Size matters: Relationships between body size and body mass of common coastal, aquatic invertebrates in the Baltic SeaEklöf, J., Austin, Å., Bergström, U., Donadi, S., Eriksson, B. D. H. K., Hansen, J. & Sundblad, G. 2017 In : PeerJ. 5, p. e2906
Research output: Scientific - peer-review › Article
BACKGROUND: Organism biomass is one of the most important variables in ecological studies, making biomass estimations one of the most common laboratory tasks. Biomass of small macroinvertebrates is usually estimated as dry mass or ash-free dry mass (hereafter 'DM' vs. 'AFDM') per sample; a laborious and time consuming process, that often can be speeded up using easily measured and reliable proxy variables like body size or wet (fresh) mass. Another common way of estimating AFDM (one of the most accurate but also time-consuming estimates of biologically active tissue mass) is the use of AFDM/DM ratios as conversion factors. So far, however, these ratios typically ignore the possibility that the relative mass of biologically active vs. non-active support tissue (e.g., protective exoskeleton or shell)-and therefore, also AFDM/DM ratios-may change with body size, as previously shown for taxa like spiders, vertebrates and trees.
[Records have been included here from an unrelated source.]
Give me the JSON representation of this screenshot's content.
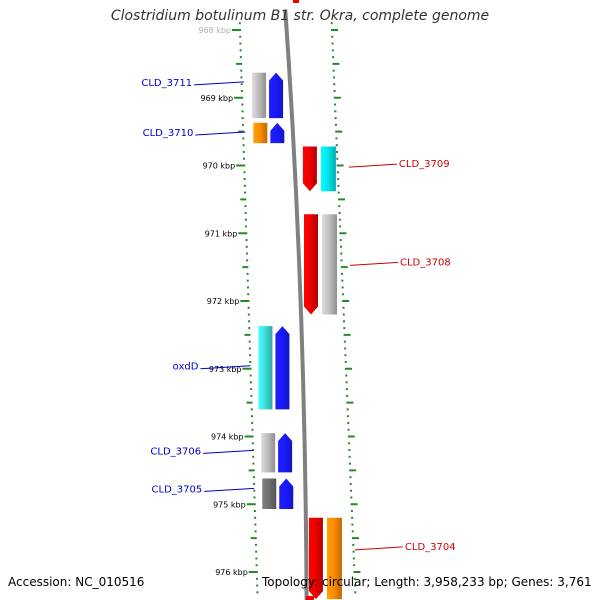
{
  "title": "Clostridium botulinum B1 str. Okra, complete genome",
  "accession": "Accession: NC_010516",
  "summary": "Topology: circular; Length: 3,958,233 bp; Genes: 3,761",
  "kbp_labels": [
    {
      "label": "968 kbp",
      "pos": 968.0
    },
    {
      "label": "969 kbp",
      "pos": 969.0
    },
    {
      "label": "970 kbp",
      "pos": 970.0
    },
    {
      "label": "971 kbp",
      "pos": 971.0
    },
    {
      "label": "972 kbp",
      "pos": 972.0
    },
    {
      "label": "973 kbp",
      "pos": 973.0
    },
    {
      "label": "974 kbp",
      "pos": 974.0
    },
    {
      "label": "975 kbp",
      "pos": 975.0
    },
    {
      "label": "976 kbp",
      "pos": 976.0
    }
  ],
  "genes_left": [
    {
      "name": "CLD_3711",
      "label_pos": 968.78,
      "features": [
        {
          "start": 968.63,
          "end": 969.3,
          "color": "#c0c0c0",
          "kind": "bar"
        },
        {
          "start": 968.63,
          "end": 969.3,
          "color": "#1a1aff",
          "kind": "arrow"
        }
      ]
    },
    {
      "name": "CLD_3710",
      "label_pos": 969.52,
      "features": [
        {
          "start": 969.37,
          "end": 969.67,
          "color": "#ff8c00",
          "kind": "bar"
        },
        {
          "start": 969.37,
          "end": 969.67,
          "color": "#1a1aff",
          "kind": "arrow"
        }
      ]
    },
    {
      "name": "oxdD",
      "label_pos": 972.97,
      "features": [
        {
          "start": 972.37,
          "end": 973.6,
          "color": "#40e0e0",
          "kind": "bar"
        },
        {
          "start": 972.37,
          "end": 973.6,
          "color": "#1a1aff",
          "kind": "arrow"
        }
      ]
    },
    {
      "name": "CLD_3706",
      "label_pos": 974.22,
      "features": [
        {
          "start": 973.95,
          "end": 974.53,
          "color": "#c0c0c0",
          "kind": "bar"
        },
        {
          "start": 973.95,
          "end": 974.53,
          "color": "#1a1aff",
          "kind": "arrow"
        }
      ]
    },
    {
      "name": "CLD_3705",
      "label_pos": 974.78,
      "features": [
        {
          "start": 974.62,
          "end": 975.07,
          "color": "#707070",
          "kind": "bar"
        },
        {
          "start": 974.62,
          "end": 975.07,
          "color": "#1a1aff",
          "kind": "arrow"
        }
      ]
    }
  ],
  "genes_right": [
    {
      "name": "CLD_3709",
      "label_pos": 969.98,
      "features": [
        {
          "start": 969.72,
          "end": 970.38,
          "color": "#ee0000",
          "kind": "arrow"
        },
        {
          "start": 969.72,
          "end": 970.38,
          "color": "#00e5ee",
          "kind": "bar"
        }
      ]
    },
    {
      "name": "CLD_3708",
      "label_pos": 971.43,
      "features": [
        {
          "start": 970.72,
          "end": 972.2,
          "color": "#ee0000",
          "kind": "arrow"
        },
        {
          "start": 970.72,
          "end": 972.2,
          "color": "#c0c0c0",
          "kind": "bar"
        }
      ]
    },
    {
      "name": "CLD_3704",
      "label_pos": 975.63,
      "features": [
        {
          "start": 975.2,
          "end": 976.4,
          "color": "#ee0000",
          "kind": "arrow"
        },
        {
          "start": 975.2,
          "end": 976.4,
          "color": "#ff8c00",
          "kind": "bar"
        }
      ]
    }
  ],
  "colors": {
    "left_label": "#0000cc",
    "right_label": "#cc0000",
    "ticks": "#228b22",
    "backbone": "#808080"
  }
}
METHODS: We collected aquatic, epibenthic macroinvertebrates (>1 mm) in 32 shallow bays along a 360 km stretch of the Swedish coast along the Baltic Sea; one of the largest brackish water bodies on Earth. We then estimated statistical relationships between the body size (length or height in mm), body dry mass and ash-free dry mass for 14 of the most common taxa; five gastropods, three bivalves, three crustaceans and three insect larvae. Finally, we statistically estimated the potential influence of body size on the AFDM/DM ratio per taxon.
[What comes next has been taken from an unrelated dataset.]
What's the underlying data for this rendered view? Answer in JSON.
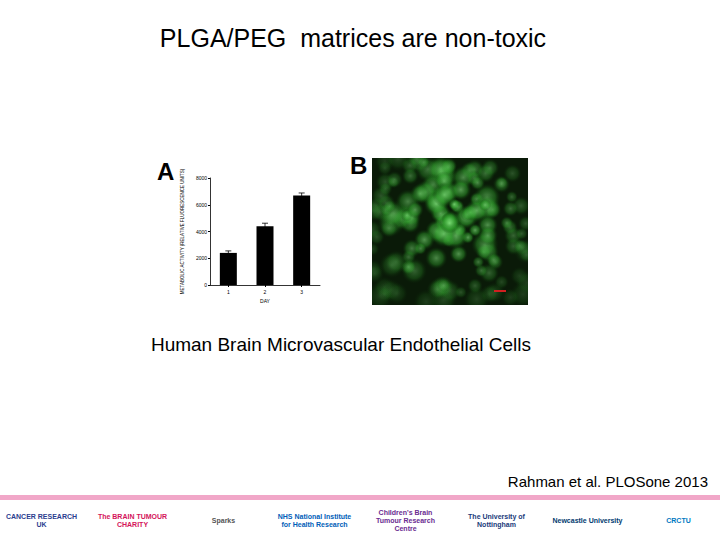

RESULTS: For most taxa, non-linear regression models describing the power relationship between body size and (i) DM and (ii) AFDM fit the data well (as indicated by low SE and high R(2)). Moreover, for more than half of the taxa studied (including the vast majority of the shelled molluscs), body size had a negative influence on organism AFDM/DM ratios.
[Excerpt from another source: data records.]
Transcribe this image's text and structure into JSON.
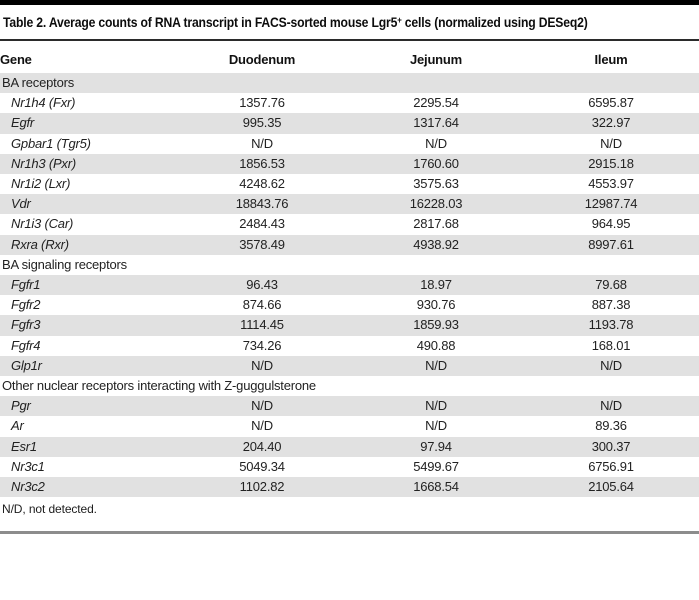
{
  "title": {
    "prefix": "Table 2. Average counts of RNA transcript in FACS-sorted mouse Lgr5",
    "sup": "+",
    "suffix": " cells (normalized using DESeq2)"
  },
  "table": {
    "columns": [
      "Gene",
      "Duodenum",
      "Jejunum",
      "Ileum"
    ],
    "rows": [
      {
        "type": "section",
        "label": "BA receptors"
      },
      {
        "type": "gene",
        "gene": "Nr1h4 (Fxr)",
        "values": [
          "1357.76",
          "2295.54",
          "6595.87"
        ]
      },
      {
        "type": "gene",
        "gene": "Egfr",
        "values": [
          "995.35",
          "1317.64",
          "322.97"
        ]
      },
      {
        "type": "gene",
        "gene": "Gpbar1 (Tgr5)",
        "values": [
          "N/D",
          "N/D",
          "N/D"
        ]
      },
      {
        "type": "gene",
        "gene": "Nr1h3 (Pxr)",
        "values": [
          "1856.53",
          "1760.60",
          "2915.18"
        ]
      },
      {
        "type": "gene",
        "gene": "Nr1i2 (Lxr)",
        "values": [
          "4248.62",
          "3575.63",
          "4553.97"
        ]
      },
      {
        "type": "gene",
        "gene": "Vdr",
        "values": [
          "18843.76",
          "16228.03",
          "12987.74"
        ]
      },
      {
        "type": "gene",
        "gene": "Nr1i3 (Car)",
        "values": [
          "2484.43",
          "2817.68",
          "964.95"
        ]
      },
      {
        "type": "gene",
        "gene": "Rxra (Rxr)",
        "values": [
          "3578.49",
          "4938.92",
          "8997.61"
        ]
      },
      {
        "type": "section",
        "label": "BA signaling receptors"
      },
      {
        "type": "gene",
        "gene": "Fgfr1",
        "values": [
          "96.43",
          "18.97",
          "79.68"
        ]
      },
      {
        "type": "gene",
        "gene": "Fgfr2",
        "values": [
          "874.66",
          "930.76",
          "887.38"
        ]
      },
      {
        "type": "gene",
        "gene": "Fgfr3",
        "values": [
          "1114.45",
          "1859.93",
          "1193.78"
        ]
      },
      {
        "type": "gene",
        "gene": "Fgfr4",
        "values": [
          "734.26",
          "490.88",
          "168.01"
        ]
      },
      {
        "type": "gene",
        "gene": "Glp1r",
        "values": [
          "N/D",
          "N/D",
          "N/D"
        ]
      },
      {
        "type": "section",
        "label": "Other nuclear receptors interacting with Z-guggulsterone"
      },
      {
        "type": "gene",
        "gene": "Pgr",
        "values": [
          "N/D",
          "N/D",
          "N/D"
        ]
      },
      {
        "type": "gene",
        "gene": "Ar",
        "values": [
          "N/D",
          "N/D",
          "89.36"
        ]
      },
      {
        "type": "gene",
        "gene": "Esr1",
        "values": [
          "204.40",
          "97.94",
          "300.37"
        ]
      },
      {
        "type": "gene",
        "gene": "Nr3c1",
        "values": [
          "5049.34",
          "5499.67",
          "6756.91"
        ]
      },
      {
        "type": "gene",
        "gene": "Nr3c2",
        "values": [
          "1102.82",
          "1668.54",
          "2105.64"
        ]
      }
    ]
  },
  "footnote": "N/D, not detected.",
  "colors": {
    "top_bar": "#000000",
    "stripe": "#e1e1e1",
    "text": "#222222",
    "bottom_rule": "#8c8c8c"
  }
}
DISCUSSION: The good fit of the modelled power relationships suggests that the constants reported here can be used to quickly estimate organism dry- and ash-free dry mass based on body size, thereby freeing up considerable work resources. However, the considerable differences in constants between taxa emphasize the need for taxon-specific relationships, and the potential dangers associated with ignoring body size. The negative influence of body size on the AFDM/DM ratio found in a majority of the molluscs could be caused by increasingly thicker shells with organism age, and/or spawning-induced loss of biologically active tissue in adults. Consequently, future studies utilizing AFDM/DM (and presumably also AFDM/wet mass) ratios should carefully assess the potential influence of body size to ensure more reliable estimates of organism body mass.